I wanted some covers for my knives for my knife roll so I started looking around. Wood sayas where my preferred cover, and I was going to make some but lack a workshop (I have all the tools, they sit in my dad's garage, far from where I live). Next was thinking of buying some plastic covers, but they were $10 each (I know not a lot of money, especially when the knives are worth 10-20x that much. But I have so many knives...). 
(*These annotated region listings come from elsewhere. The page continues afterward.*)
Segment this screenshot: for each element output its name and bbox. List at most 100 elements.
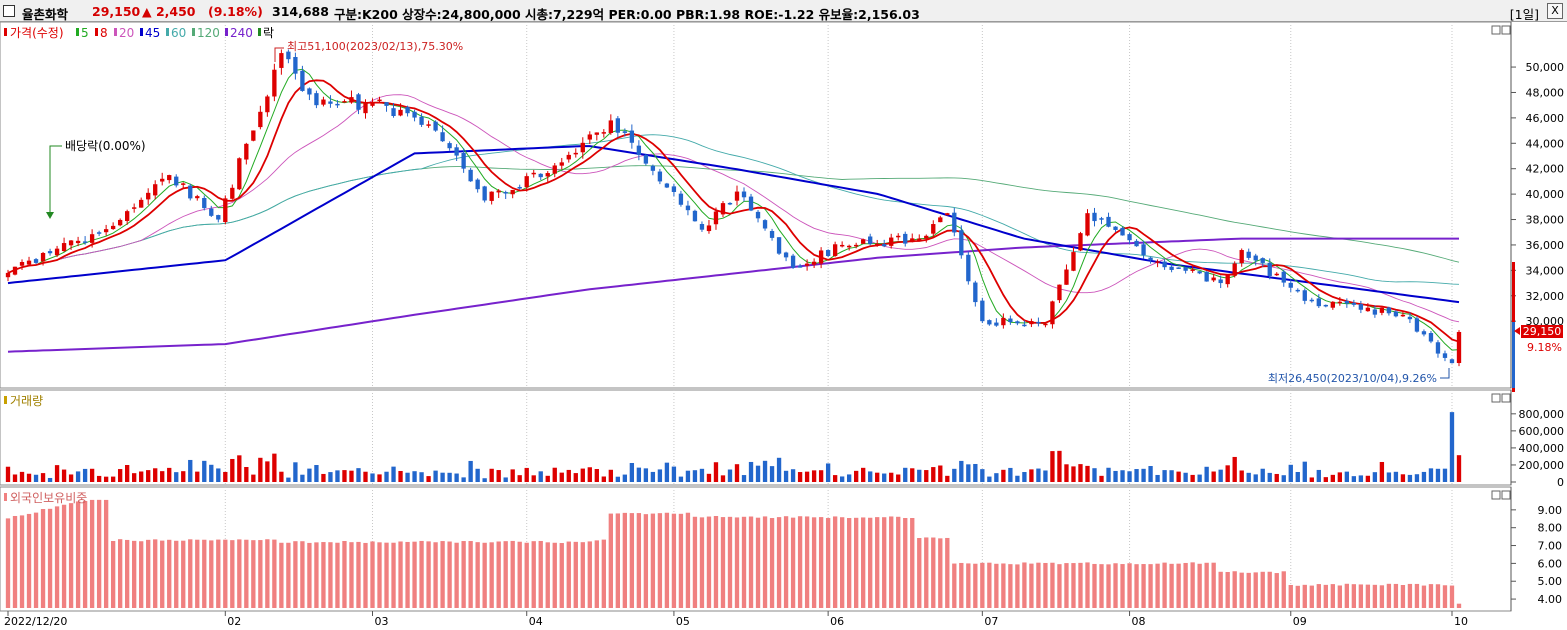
foreign-ratio-bar [1393,583,1399,608]
volume-bar [1281,475,1286,482]
candle [910,238,915,243]
x-tick-label: 04 [529,615,543,628]
foreign-ratio-bar [19,515,25,608]
foreign-ratio-bar [1092,563,1097,608]
foreign-title-swatch [4,493,7,501]
volume-bar [139,471,144,482]
candle [96,232,102,234]
volume-bar [1386,472,1392,482]
foreign-ratio-bar [230,540,235,608]
candle [321,99,326,105]
volume-bar [945,475,950,482]
foreign-ratio-bar [82,500,88,608]
foreign-panel-close-icon[interactable] [1501,490,1511,500]
volume-bar [419,472,424,482]
foreign-ratio-bar [643,514,649,608]
candle [1351,302,1357,305]
volume-bar [5,466,11,482]
candle [622,131,628,133]
volume-bar [1442,468,1448,482]
price-panel-close-icon[interactable] [1501,25,1511,35]
foreign-ratio-bar [96,499,102,608]
candle [854,244,859,247]
foreign-ratio-bar [868,517,873,608]
candle [720,203,726,215]
foreign-tick-label: 5.00 [1538,575,1563,588]
legend-ma-20: 20 [119,26,134,40]
volume-bar [832,475,838,482]
stock-checkbox[interactable] [3,5,15,17]
current-price-tag: 29,150 [1523,325,1562,338]
foreign-ratio-bar [75,501,81,608]
candle [237,158,242,190]
foreign-panel-restore-icon[interactable] [1491,490,1501,500]
volume-bar [882,473,887,482]
volume-bar [861,467,866,482]
volume-bar [1071,466,1076,482]
legend-ma-5: 5 [81,26,89,40]
x-tick-label: 10 [1454,615,1468,628]
foreign-ratio-bar [1274,573,1279,608]
dividend-annotation: 배당락(0.00%) [46,139,146,219]
legend-ma-swatch [140,28,143,36]
foreign-ratio-bar [503,541,508,608]
candle [987,320,992,325]
foreign-ratio-bar [1015,564,1020,608]
foreign-ratio-bar [839,517,845,608]
volume-bar [110,476,116,482]
foreign-tick-label: 9.00 [1538,504,1563,517]
volume-bar [1435,468,1441,482]
candle [959,230,964,256]
dividend-label: 배당락(0.00%) [65,139,146,153]
volume-bar [335,470,340,482]
volume-tick-label: 400,000 [1519,442,1565,455]
trade-volume: 314,688 [272,4,329,19]
close-icon[interactable]: X [1547,3,1563,19]
candle [82,241,88,243]
x-tick-label: 02 [227,615,241,628]
legend-ma-240: 240 [230,26,253,40]
price-tick-label: 48,000 [1526,86,1565,99]
price-change: ▲ 2,450 [142,4,196,19]
volume-bar [910,468,915,482]
candle [566,154,571,160]
candle [153,184,158,196]
price-panel-restore-icon[interactable] [1491,25,1501,35]
volume-bar [1253,474,1258,482]
ma-20-line [7,94,1460,323]
candle [89,234,95,243]
foreign-ratio-bar [1078,562,1083,608]
volume-bar [854,470,859,482]
candle [181,183,186,185]
candle [1260,258,1265,263]
foreign-ratio-bar [1008,564,1013,608]
candle [328,101,333,104]
candle [1323,304,1328,307]
candle [68,240,74,246]
candle [699,223,705,230]
volume-panel-restore-icon[interactable] [1491,393,1501,403]
foreign-ratio-bar [1225,572,1230,608]
foreign-ratio-bar [734,517,740,608]
period-label[interactable]: [1일] [1509,7,1539,22]
candle [433,121,438,131]
volume-bar [89,468,95,482]
volume-panel-close-icon[interactable] [1501,393,1511,403]
foreign-ratio-bar [636,513,642,608]
foreign-ratio-bar [1183,562,1188,608]
candle [1127,234,1132,241]
foreign-ratio-bar [1288,584,1293,608]
foreign-ratio-bar [398,541,403,608]
price-tick-label: 44,000 [1526,137,1565,150]
candle [356,94,361,110]
foreign-ratio-bar [1036,562,1041,608]
legend-price-swatch [4,28,7,36]
volume-bar [1015,475,1020,482]
candle [307,88,312,95]
foreign-ratio-bar [931,537,936,608]
volume-bar [868,471,873,482]
volume-bar [825,463,831,482]
volume-bar [433,470,438,482]
foreign-ratio-bar [882,517,887,608]
candle [510,189,515,195]
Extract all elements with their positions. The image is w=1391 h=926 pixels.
So I thought to myself I could probably come up with something that I could make myself that looked decent and would do the trick. I reused some #2 plastic from the recycling (laundry detergent containers) to use for the backing\form of the cover. I had to buy spray adhesive, jean material, felt, heavy duty thread, needles ($30) and found some string lying around the house. It took me about 45 mins to make it. I made a 2nd one later and it turned out much better. Here's pics of the prototype\first one I made.

https://goo.gl/photos/NUmPPKQ6ertiPRPt7


----------



## sachem allison (Feb 16, 2016)

nice sayas. I like them. This is what you can do with no tools.lol http://www.kitchenknifeforums.com/s...gorilla-glue-and-a-Del-Ealy-paring?highlight=


----------



## AddUmm (Feb 16, 2016)

Oh yeah I totally saw your post. It put me down the rabbit hole... lol. Gotta love turning useless stuff into super useful things.
After reading your post I starting looking for some scrap wood to work with but then I got distracted doing more research and found a page by a guy who made one out of plastic and thought 'That's super ghetto, I could do something similar but nice looking'. And that's basically how I came up with the one I made. I still plan on doing nice wood ones for my proper knives. But these up-cycled ones work really well for my beater knives.


----------



## andre s (Feb 16, 2016)

well done. I wouldn't have an issue using something like these on "higher end knives".
resourceful! i like them


----------